Vinod Kumar Kachineni
Community Rising Star 2022

The SN Nerd · ‎07-07-2019

is function getMyAssignments() supposed to get all groups the user is a member of?

The OOTB code to do this doesn't work in scoped apps. Even if you call it in a global SI, you need to convert the JavaArray it returns into a JavaScript array. So, may as well just use this function instead. It is best to minimize dependencies to global code in scoped apps as much as possible.

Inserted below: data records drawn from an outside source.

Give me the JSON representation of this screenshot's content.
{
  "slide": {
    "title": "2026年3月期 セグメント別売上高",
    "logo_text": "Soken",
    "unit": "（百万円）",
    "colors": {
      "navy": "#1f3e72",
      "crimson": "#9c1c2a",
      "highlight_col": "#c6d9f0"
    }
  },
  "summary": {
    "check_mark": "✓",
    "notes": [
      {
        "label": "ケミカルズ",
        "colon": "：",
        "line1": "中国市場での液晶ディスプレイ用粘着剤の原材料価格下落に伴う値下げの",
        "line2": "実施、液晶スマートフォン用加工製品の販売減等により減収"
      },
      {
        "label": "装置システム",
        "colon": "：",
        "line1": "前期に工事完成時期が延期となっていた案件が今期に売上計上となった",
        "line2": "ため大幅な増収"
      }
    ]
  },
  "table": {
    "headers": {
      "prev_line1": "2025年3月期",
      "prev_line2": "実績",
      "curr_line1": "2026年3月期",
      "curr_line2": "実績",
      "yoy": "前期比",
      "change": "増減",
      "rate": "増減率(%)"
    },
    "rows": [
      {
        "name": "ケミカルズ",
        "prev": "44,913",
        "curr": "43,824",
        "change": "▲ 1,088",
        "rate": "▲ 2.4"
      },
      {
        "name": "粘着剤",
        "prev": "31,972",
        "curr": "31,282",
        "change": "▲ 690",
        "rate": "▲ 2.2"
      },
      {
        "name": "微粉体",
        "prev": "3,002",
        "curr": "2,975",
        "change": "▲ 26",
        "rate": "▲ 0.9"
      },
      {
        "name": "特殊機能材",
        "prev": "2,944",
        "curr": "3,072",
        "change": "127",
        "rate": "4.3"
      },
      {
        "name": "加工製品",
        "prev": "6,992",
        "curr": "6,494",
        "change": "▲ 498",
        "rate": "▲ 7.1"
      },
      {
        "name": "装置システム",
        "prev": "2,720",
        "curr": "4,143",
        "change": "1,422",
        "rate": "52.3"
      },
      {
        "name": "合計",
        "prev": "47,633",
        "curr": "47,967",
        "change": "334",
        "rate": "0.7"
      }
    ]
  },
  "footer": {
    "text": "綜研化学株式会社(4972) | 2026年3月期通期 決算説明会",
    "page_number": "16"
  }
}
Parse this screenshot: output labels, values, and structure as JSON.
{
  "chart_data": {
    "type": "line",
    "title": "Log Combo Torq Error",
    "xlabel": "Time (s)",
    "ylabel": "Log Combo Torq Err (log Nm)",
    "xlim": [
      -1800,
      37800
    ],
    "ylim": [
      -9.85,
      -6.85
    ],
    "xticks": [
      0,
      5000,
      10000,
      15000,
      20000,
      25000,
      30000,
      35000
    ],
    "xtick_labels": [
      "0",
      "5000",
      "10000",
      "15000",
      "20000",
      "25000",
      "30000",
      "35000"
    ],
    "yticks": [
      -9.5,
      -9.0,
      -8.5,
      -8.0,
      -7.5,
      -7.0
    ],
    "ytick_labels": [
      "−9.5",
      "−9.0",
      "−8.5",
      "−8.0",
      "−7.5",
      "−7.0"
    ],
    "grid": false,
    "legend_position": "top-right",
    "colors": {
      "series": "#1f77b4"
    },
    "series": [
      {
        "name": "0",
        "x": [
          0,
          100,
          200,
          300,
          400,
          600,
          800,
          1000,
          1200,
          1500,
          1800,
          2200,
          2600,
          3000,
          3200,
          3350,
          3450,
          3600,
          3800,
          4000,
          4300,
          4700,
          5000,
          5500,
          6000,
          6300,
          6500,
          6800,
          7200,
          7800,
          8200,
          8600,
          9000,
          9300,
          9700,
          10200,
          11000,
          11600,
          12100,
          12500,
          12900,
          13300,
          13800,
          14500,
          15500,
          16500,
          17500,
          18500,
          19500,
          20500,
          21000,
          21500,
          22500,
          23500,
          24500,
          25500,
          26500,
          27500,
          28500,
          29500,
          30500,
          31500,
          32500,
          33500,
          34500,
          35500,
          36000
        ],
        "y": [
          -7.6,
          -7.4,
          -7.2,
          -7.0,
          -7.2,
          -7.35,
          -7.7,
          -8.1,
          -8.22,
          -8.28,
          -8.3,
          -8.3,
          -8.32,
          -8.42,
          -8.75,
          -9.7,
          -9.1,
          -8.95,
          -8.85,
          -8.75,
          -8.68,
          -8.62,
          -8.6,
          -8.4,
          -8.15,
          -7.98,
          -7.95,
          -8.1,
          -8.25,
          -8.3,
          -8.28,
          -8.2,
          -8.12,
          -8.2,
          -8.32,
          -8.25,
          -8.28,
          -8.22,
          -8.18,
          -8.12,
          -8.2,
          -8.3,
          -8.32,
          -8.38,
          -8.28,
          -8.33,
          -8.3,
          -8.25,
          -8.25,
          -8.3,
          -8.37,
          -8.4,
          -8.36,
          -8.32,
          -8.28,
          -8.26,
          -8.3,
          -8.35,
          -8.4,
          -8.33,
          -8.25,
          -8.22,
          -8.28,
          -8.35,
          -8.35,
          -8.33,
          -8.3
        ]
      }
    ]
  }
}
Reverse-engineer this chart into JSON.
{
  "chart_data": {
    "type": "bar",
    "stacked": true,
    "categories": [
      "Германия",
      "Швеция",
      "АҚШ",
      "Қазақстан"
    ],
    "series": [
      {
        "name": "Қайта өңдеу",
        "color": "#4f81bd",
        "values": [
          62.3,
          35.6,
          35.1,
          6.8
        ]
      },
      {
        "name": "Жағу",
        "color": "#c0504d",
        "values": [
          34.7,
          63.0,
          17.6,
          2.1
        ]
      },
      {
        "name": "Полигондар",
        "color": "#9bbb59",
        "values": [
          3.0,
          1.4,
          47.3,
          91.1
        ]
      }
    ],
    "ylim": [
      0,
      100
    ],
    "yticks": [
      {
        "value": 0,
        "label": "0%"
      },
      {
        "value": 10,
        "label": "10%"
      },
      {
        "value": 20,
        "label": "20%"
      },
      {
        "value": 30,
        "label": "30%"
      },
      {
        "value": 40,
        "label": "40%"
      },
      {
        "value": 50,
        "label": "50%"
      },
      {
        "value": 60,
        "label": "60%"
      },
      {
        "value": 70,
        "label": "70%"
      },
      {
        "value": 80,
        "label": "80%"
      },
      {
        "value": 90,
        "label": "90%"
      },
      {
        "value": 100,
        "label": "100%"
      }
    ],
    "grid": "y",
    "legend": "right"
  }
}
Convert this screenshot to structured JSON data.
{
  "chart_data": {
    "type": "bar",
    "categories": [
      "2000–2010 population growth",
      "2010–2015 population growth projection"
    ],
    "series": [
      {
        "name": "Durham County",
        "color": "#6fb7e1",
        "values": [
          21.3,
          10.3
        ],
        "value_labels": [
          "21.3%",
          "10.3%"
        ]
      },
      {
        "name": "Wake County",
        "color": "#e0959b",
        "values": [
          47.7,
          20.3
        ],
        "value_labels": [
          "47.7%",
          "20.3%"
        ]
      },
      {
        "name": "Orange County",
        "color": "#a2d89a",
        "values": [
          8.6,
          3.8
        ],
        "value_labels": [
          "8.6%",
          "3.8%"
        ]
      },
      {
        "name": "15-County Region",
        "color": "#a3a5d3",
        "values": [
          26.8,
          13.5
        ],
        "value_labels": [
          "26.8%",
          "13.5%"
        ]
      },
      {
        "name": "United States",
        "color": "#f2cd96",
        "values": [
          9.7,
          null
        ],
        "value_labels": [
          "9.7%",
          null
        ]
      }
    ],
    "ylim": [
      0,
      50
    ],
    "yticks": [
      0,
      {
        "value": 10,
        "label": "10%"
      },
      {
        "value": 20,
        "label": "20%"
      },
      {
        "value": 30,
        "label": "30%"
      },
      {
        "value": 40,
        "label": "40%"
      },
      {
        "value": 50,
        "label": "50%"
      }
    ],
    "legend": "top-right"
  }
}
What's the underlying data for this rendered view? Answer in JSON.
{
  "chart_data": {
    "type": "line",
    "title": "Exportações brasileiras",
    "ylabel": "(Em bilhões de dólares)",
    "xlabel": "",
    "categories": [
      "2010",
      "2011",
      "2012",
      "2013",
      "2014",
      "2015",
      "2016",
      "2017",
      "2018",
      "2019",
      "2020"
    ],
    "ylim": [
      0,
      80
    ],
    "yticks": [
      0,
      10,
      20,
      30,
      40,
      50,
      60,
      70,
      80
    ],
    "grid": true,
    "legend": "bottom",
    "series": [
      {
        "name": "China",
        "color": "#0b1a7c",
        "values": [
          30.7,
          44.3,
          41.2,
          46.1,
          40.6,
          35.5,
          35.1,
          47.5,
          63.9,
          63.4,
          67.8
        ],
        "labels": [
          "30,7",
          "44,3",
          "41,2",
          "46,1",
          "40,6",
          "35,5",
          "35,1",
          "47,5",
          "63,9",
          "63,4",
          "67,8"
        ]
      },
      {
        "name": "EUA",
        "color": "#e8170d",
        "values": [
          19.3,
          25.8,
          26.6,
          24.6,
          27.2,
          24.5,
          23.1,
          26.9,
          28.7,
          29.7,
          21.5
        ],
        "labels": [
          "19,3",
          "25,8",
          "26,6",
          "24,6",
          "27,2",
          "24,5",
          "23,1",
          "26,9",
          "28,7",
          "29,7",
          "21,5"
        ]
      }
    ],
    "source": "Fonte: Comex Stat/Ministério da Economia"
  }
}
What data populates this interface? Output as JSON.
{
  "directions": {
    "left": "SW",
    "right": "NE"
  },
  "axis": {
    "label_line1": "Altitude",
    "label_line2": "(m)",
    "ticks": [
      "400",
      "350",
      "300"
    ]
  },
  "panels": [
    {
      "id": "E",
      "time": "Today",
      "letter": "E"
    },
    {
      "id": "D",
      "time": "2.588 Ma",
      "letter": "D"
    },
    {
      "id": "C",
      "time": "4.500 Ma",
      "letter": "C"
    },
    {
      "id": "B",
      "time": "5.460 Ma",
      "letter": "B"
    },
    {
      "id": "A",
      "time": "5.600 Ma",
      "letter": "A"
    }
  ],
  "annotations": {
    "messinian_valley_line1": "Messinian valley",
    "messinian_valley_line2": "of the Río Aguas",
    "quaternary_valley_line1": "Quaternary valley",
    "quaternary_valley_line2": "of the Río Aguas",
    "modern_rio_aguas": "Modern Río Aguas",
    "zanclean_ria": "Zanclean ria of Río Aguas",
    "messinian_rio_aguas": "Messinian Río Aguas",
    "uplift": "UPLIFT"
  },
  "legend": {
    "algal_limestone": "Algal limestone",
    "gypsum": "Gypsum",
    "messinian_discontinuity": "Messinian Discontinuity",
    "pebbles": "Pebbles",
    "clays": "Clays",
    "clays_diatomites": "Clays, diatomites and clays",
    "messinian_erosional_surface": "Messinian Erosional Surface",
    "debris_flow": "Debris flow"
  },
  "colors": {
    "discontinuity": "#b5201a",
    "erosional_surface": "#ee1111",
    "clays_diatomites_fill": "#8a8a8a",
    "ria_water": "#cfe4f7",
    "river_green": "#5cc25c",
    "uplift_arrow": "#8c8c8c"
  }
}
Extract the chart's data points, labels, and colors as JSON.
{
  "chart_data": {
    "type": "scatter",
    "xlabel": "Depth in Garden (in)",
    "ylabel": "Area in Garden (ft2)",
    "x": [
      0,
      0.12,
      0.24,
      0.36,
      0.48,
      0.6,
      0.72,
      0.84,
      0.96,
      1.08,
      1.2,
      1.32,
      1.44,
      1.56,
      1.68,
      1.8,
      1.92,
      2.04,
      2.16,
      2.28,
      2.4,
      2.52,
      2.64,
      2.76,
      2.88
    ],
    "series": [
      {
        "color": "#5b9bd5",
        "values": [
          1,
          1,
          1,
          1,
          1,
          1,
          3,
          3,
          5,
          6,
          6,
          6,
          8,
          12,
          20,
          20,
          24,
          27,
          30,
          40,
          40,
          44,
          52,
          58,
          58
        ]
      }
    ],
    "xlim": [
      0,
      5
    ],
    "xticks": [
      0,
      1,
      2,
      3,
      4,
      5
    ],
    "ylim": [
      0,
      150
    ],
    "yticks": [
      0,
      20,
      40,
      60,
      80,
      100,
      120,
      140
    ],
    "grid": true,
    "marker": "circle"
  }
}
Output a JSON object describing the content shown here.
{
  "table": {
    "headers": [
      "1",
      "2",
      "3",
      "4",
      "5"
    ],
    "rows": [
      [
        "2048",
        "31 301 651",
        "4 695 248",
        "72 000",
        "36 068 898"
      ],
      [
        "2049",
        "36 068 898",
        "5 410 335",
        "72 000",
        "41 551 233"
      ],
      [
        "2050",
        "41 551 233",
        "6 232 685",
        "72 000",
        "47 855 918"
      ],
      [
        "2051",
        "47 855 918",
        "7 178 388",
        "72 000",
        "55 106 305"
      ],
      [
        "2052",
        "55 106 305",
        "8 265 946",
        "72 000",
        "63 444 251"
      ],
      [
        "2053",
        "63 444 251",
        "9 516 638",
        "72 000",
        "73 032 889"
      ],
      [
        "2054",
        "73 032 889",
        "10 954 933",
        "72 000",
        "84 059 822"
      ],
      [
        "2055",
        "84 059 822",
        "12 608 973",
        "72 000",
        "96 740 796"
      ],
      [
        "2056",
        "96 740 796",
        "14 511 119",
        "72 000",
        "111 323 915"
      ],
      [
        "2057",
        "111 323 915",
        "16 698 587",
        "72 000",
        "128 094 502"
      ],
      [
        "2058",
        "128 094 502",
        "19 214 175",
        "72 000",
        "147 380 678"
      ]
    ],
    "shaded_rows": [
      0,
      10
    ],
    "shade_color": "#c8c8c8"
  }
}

You can use this function that replicates this code:

// original code credit to user Tim2222
// https://community.servicenow.com/community?id=community_question&sys_id=308eac4cdbcb5304b2102926ca9619fd&view_source=searchResult
function getMyGroups() {
	var groups = [];
	var grmember = new GlideRecord('sys_user_grmember');
	grmember.addQuery('user', gs.getUserID());
	grmember.addQuery('group.active', true);
	grmember.query();
	while(grmember.next()){
		groups.push(grmember.getValue('group'));
	}
	// add all parent groups (this is global.getMyGroups behaviour)
	var children = groups;
	while(children.length > 0) {
		var grp = new GlideAggregate('sys_user_group');
		grp.addQuery('active', true);
		grp.addQuery('sys_id', 'IN', children.join(','));
		grp.addEncodedQuery('parentISNOTEMPTY');
		grp.groupBy('parent');
		grp.query();
		children = [];
		while(grp.next()) {
			var parent_id = grp.getValue('parent');
			if (groups.indexOf(parent_id) == -1) {
				groups.push(parent_id);
				children.push(parent_id);
			}
		}
	}
	return groups;
}

GlideUser().getMyGroups() | The Ultimate Scoped App Workaround Guide

ServiceNow Nerd
ServiceNow Developer MVP 2020-2022
ServiceNow Community MVP 2019-2022

Sue Frost · ‎07-11-2019

Thanks Paul!

I tried your code and it is working to return the list of group sys_ids that the user belongs to. That is what I need and answers my question.

- - -

Just FYI for other readers - I had other ACL issues so I've actually just starting rebuilding the ACLs in my new application. The original ACLs are from the Dublin release and quite possibly obsolete. This is not a technical issue.